Mara Pootlass of the Nuxalk Nation in Bella Coola plays the drum during Saturday's Idle No More protest at Kerry Park in downtown Kelowna.
"This is a pretty good turnout considering all this snow and the bad driving conditions," said Maureen Fabriz, a member of the Lytton First Nation who led the opening prayer to the Creator.
"Everyone here recognizes that we have to stand up for our rights and prevail. It's all about not letting the Harper government break treaty and deny our people and our children a future."
Originally set for the Sails sculpture at the foot of Bernard Avenue, the protest was moved to nearby Kerry Park for some protection from the snow behind the huge nativity scene still set up for Christmas and a towering pine tree.
After Fabriz's prayer, event organizers Wynnter Raphael, a member of the Westbank First Nation, and Elicia Withers, of the Peguis First Nation in Manitoba, led the group in a round dance while beating native drums.
"We are in a circle because it never ends, and like this circle we will never end the fight for our land and our rights," said Withers, outfitted in a fringed buckskin dress.
"We have to let the Harper government know it cannot exploit our resources and sell our land. This is a peaceful protest, but we have to make our stand."
The Idle No More movement has been gaining momentum for two months since the Conservative federal government of Prime Minister Stephen Harper introduced and passed Bill C-45.
It's an omnibus budget bill that includes changes to the Indian Act, Navigation Protection Act (formerly the Navigable Water Protection Act) and Environmental Assessment Act.
Aboriginals are upset with the changes because they allow designated native reserve lands to be leased out to non-natives more easily, allow easier approvals for pipelines and power lines crossing waterways, and reduce assessment requirements for projects affecting the environment.

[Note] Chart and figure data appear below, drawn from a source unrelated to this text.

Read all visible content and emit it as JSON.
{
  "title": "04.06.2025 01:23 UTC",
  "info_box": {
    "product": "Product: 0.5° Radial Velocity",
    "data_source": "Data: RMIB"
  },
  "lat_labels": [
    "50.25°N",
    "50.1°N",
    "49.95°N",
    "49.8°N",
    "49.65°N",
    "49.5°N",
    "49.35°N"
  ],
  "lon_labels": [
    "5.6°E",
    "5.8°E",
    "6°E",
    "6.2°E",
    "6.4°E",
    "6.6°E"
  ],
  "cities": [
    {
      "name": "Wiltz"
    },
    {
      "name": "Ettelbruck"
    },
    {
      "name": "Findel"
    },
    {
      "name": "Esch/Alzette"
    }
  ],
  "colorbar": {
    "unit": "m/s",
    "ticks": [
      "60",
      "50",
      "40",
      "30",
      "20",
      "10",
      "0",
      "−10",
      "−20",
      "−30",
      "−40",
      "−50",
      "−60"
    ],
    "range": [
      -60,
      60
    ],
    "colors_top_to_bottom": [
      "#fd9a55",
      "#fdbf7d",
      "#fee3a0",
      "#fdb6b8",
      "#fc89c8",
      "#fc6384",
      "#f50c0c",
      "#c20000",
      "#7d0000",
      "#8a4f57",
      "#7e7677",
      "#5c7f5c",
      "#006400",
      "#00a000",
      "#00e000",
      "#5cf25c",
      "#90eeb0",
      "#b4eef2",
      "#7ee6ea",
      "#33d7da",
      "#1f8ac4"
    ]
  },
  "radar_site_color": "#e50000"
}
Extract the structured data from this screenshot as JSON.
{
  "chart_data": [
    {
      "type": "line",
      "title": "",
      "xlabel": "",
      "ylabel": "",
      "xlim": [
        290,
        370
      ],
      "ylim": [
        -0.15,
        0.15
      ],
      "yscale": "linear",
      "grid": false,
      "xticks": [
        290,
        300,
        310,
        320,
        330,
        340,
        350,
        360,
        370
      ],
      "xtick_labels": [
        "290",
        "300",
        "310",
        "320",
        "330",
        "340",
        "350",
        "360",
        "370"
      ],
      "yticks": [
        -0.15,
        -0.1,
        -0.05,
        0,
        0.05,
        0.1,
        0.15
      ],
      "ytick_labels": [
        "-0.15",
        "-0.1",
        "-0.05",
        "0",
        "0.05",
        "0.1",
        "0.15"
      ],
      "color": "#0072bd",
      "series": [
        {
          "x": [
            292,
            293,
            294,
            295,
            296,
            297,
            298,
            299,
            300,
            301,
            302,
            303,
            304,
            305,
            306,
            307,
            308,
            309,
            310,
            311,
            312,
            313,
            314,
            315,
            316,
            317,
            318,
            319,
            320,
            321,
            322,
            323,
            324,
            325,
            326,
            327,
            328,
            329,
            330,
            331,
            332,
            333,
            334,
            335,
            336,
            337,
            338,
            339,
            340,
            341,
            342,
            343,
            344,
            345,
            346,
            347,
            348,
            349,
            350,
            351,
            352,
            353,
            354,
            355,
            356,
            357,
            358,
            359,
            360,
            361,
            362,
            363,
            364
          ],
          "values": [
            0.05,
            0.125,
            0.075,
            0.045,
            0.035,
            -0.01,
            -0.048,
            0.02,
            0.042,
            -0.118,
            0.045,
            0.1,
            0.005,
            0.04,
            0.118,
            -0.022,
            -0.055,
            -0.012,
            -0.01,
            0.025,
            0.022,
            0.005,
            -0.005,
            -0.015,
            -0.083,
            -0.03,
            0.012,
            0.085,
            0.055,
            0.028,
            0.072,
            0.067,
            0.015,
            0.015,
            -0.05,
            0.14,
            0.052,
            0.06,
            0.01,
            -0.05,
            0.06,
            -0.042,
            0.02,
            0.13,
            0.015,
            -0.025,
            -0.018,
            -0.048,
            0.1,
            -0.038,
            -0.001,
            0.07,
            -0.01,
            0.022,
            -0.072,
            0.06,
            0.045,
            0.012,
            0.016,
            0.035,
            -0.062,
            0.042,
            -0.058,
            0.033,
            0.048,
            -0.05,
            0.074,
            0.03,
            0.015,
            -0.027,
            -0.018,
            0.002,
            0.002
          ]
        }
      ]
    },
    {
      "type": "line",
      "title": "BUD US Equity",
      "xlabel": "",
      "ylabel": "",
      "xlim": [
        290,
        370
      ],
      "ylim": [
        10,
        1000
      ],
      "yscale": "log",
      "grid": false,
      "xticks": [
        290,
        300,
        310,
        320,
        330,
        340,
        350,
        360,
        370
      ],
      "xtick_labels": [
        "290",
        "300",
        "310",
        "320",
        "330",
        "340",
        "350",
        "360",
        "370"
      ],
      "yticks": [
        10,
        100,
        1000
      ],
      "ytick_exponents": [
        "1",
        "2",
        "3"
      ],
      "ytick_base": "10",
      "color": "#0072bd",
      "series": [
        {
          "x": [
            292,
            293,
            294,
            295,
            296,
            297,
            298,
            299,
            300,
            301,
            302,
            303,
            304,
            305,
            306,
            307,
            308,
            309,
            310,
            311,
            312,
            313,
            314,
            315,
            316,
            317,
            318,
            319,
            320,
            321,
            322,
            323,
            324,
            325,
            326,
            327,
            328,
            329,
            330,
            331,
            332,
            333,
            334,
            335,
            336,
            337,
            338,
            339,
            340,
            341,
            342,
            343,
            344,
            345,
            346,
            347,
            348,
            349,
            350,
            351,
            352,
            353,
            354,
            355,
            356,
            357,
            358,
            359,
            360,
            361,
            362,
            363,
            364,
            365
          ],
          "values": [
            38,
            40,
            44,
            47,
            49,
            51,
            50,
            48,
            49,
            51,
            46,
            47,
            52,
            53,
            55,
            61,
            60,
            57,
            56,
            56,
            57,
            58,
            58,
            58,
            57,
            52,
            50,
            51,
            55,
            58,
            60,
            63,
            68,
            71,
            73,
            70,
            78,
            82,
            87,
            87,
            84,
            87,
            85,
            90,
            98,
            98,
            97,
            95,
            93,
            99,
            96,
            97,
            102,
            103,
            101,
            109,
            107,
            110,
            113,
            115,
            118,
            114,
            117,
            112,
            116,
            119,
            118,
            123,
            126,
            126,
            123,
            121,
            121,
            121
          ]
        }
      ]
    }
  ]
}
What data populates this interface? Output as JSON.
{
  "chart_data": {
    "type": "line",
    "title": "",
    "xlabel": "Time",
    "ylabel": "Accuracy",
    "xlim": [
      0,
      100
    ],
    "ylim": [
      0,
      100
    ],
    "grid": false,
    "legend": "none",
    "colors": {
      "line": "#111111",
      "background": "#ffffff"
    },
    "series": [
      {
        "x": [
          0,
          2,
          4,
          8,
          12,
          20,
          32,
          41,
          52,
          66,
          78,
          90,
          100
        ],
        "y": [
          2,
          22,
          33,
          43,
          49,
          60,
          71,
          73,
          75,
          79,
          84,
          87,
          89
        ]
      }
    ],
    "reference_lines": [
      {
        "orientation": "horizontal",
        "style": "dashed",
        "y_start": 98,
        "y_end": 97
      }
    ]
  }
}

Saturday was the most active day for the Idle No More campaign so far. Numerous protests were scheduled across the country, including several at Canada-U.S. border crossings. In the South Okanagan, there was a gathering of drummers at the Osoyoos border crossing.
Daniel Richard was at the Kelowna protest as a "settler."
"I do some work with the Okanagan Nation as a settler of European heritage - a liaison between non-native and native," said Richard.
"I'm also helping with the Idle No More social media for the Okanagan. We have 700 followers on Twitter and have a Facebook page, and more are following us every day."
It will be announced soon on those social media networks where the next Idle No More event in Kelowna will be at 10 a.m. on Friday. The timing matches what is supposed to be a global Idle No More day of action coinciding with Harper's promised meeting with aboriginal leaders that day.
A little girl at the Kelowna protest carried a sign reading: "I don't know who you are Harper. But my mommy says you need a bannock slap and a time out."